このエピソードが聴き手に残すものは、単なるドローン技術の解説ではない。それは、戦争の本質が非線形的に変化しているという認識と、西側がその変化に適応できていないという危機感である。アジュニュクの個人的な物語——ペットカメラの起業家から防衛テクノロジーの最前線へ——は、この変化を象徴している。彼の「平和を望むなら、戦争に備えよ」という最終メッセージは、抽象的な警句ではなく、400万機のFPVドローンが飛び交う戦場の現実から導き出された具体的な教訓である。ノア・スミスが2013年に予測した「ライフルマンの終焉」は、まだ完全には実現していないが、その方向性はもはや疑いようがない。そして、中国の製造能力とAI技術の進化を前に、西側が「前回の戦争」の思考様式から脱却しなければ、次なる紛争で決定的な劣位に立たされる可能性がある。このエピソードは、AIエンジニア、防衛関係者、そして政策決定者にとって、現実を直視し、行動を起こすための呼び水となるだろう。

要点

  • ウクライナ戦場ではFPVドローンが死傷者の70〜80%を生み出し、大砲を「戦争の神」の座から引きずり下ろした。155mm砲弾1発4,000ドルに対し、FPVドローンは約400ドルとコスト効率で圧倒する。

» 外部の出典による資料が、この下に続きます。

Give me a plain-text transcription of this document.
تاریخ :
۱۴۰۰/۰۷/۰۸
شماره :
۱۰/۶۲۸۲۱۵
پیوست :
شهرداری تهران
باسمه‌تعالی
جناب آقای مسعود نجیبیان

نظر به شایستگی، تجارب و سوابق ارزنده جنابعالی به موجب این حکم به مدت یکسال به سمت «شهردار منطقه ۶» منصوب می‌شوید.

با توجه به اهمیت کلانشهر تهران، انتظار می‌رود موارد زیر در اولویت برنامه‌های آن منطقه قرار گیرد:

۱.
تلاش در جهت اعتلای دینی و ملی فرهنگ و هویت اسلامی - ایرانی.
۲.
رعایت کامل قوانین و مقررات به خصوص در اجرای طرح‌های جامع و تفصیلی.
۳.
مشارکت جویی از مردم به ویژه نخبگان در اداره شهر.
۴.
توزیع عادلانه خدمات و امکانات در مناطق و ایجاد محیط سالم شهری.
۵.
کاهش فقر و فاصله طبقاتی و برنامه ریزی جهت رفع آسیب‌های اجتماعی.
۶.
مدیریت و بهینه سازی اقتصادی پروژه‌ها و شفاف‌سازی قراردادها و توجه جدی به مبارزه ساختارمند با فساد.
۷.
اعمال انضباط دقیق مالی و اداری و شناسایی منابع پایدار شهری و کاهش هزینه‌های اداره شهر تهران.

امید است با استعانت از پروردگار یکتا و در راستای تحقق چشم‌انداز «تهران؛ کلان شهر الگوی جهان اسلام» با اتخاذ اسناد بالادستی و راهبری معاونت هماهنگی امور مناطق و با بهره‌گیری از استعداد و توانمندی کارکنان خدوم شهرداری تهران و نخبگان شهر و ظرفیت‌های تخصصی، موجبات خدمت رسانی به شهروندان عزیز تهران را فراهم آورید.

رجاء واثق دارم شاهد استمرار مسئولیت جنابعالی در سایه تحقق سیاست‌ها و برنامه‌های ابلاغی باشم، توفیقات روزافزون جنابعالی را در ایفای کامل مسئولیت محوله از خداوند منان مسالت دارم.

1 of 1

  • アジュニュクはドローン自律性を5段階(終端誘導→自律爆撃→自律目標検出→自律航法→自律離着陸)に分類。レベル1の終端誘導だけでミッション成功率が20%から71%に向上し、キルゾーンは半径3kmから10kmに拡大した。
  • 光ファイバーケーブルは電子戦に強いが、20km飛行で約3kgの重量増加を招き、AIデータセンター需要の高騰により価格が1kmあたり4ドルから32ドルに急騰。AIによる終端誘導が軽量でコスト効率の良い代替手段となる。
  • 中国はFPVドローンを40億機生産可能であり、DJIを擁しGPSなしの完全自律飛行も実現。西側は自律技術、大量製造能力、部品供給網、レアアース精製の4層で中国に後れを取っている。
  • アジュニュクは西側防衛の優先政策として、ウクライナ(Defense Valley)との経験交換、調達改革、大規模資金投入を提言。同時に、ブダペスト覚書の教訓から日本や韓国を含む各国の核武装を真剣に検討すべきと主張する。
  • レーザー迎撃システム(例:300万ドルのSkynex)はFPVドローン6,000機分のコストに相当するが、同時に多数のドローン群を迎撃できる保証はなく、コスト対効果の根本的な再計算が必要である。
  • ノア・スミスの2013年予測「自律自爆ドローンが歩兵を一掃する」は方向性として正しかったが、アジュニュクは人間の歩兵が塹壕で領域支配を担う役割は当分残るとし、ヒューマノイドロボットの戦場投入は5〜10年先と見積もる。